Sadly, this dream has no chance of coming true. Sure, I’ll get one week off from my job, and I’m grateful for that small reprieve (two weeks would be even better). Traditional college students enjoy a week (or more) away from their classes. Not me.
I’ll still have to log in and go to class at least three days, wade through myriad posts about journalism or English (my classes for this term) and read too many chapters in my textbooks. In fact, my assignments for the week include facilitating the discussion in my English class and interviewing suspects for my final story in journalism. Hurray! What’s a little extra work? It’s not like I have to go to my day job or anything.
Spring Break Traditions
Since 2006, our family of four has headed off on various jaunts during this last week of March. During that first spring break, we headed off with our camp trailer and some friends who had a motor home to the Oregon Caves and California Redwood National Forest. It rained most of the time, but we still managed to bond and make memories. Trips to Washington D. C., Seaside, Oregon, Disney World in Orlando, FL, and Long Beach, Washington followed. Until last year, these times centered on family first and everyone had a say in the venue and agenda.

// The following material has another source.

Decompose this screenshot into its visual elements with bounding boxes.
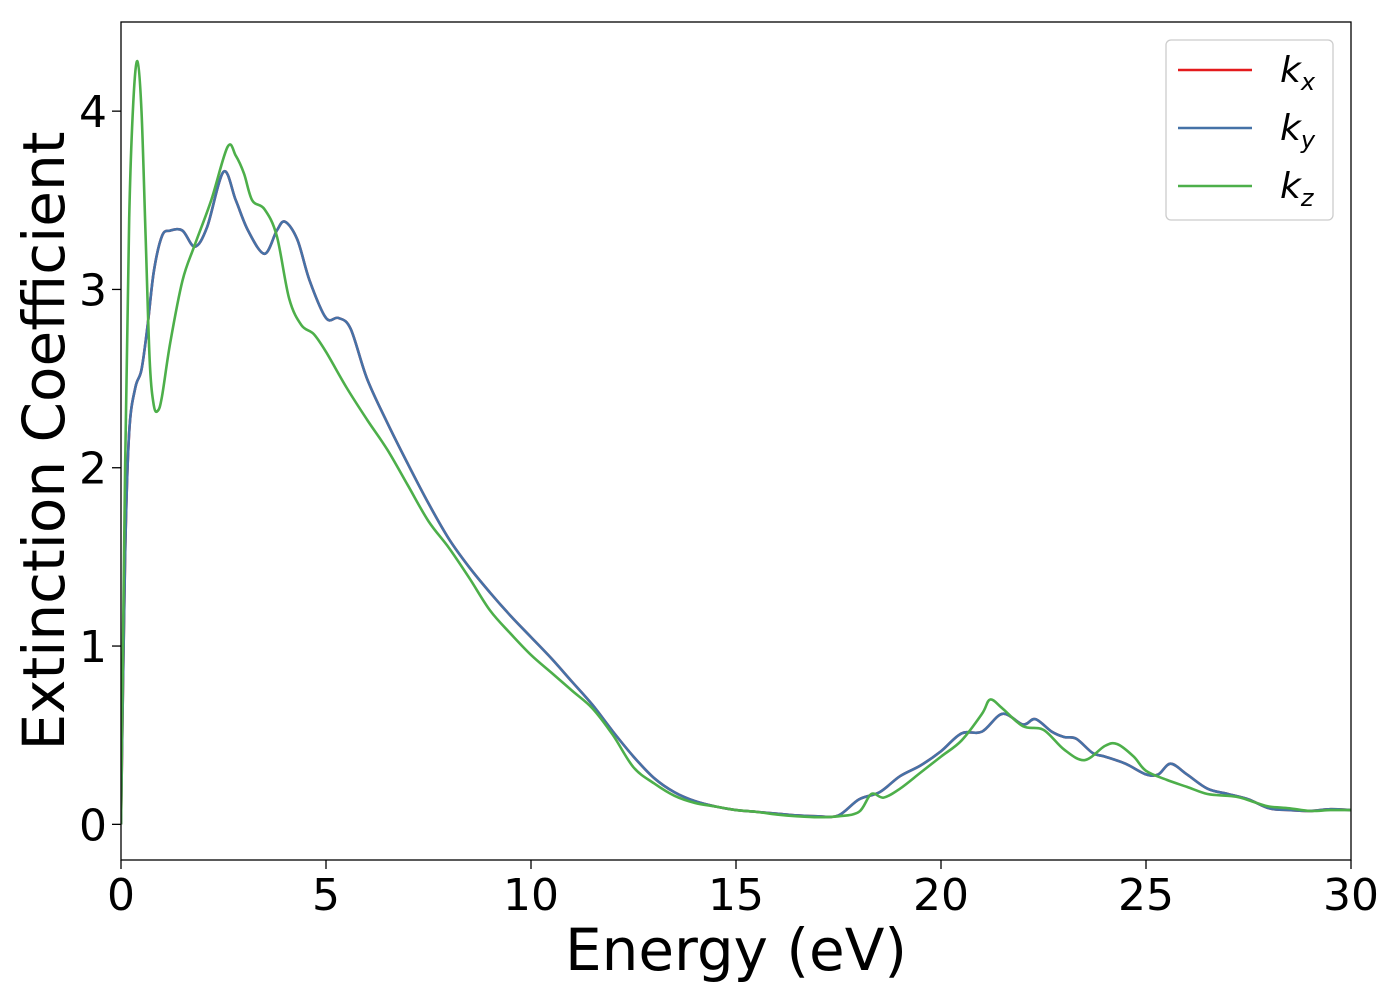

Last year, I took my laptop computer along and my textbooks. I managed to squeeze my schoolwork in around hikes, walks on the beach, jaunts to various lighthouses and riding go-carts. After all, my kids take an Xbox 360 with them everywhere. I even managed to read a novel for “fun.” I say this because I read The Time Traveler’s Wife and spent the last 75 pages of the book bawling my eyes out. None of my men understand why I choose to finish reading books which drain every ounce of emotion from my body.
This year, we will spend one night at a motel in Seaside. The box office beckons with The Hunger Games. Both of the boys have to visit the dentist for semi-annual cleanings. Yard work and spring cleaning vie for equal attention.
Since it would be a shame to dip into those 40+ days of sick leave I’ve accrued, I took the liberty of booking some important appointments during this “week off.” I have a meeting with my academic advisor, a facial, a doctor’s appointment and a pedicure planned. My sons will head off to be fitted for tuxedos as they’re scheduled to be groomsmen at a wedding in June.
I’m grateful my 21-year-old and 18-year-old deign to devote their downtime to a family cause. Maybe they’re as attached to those old traditions as I am. Maybe they want to hang onto “family time” for another year.
Even if my time won’t be 100% free from scholastic endeavors, I’m looking forward to spending a few precious moments with the three most important people in my life. Sleeping in, not reporting for work and getting pretty toes are just nice side benefits.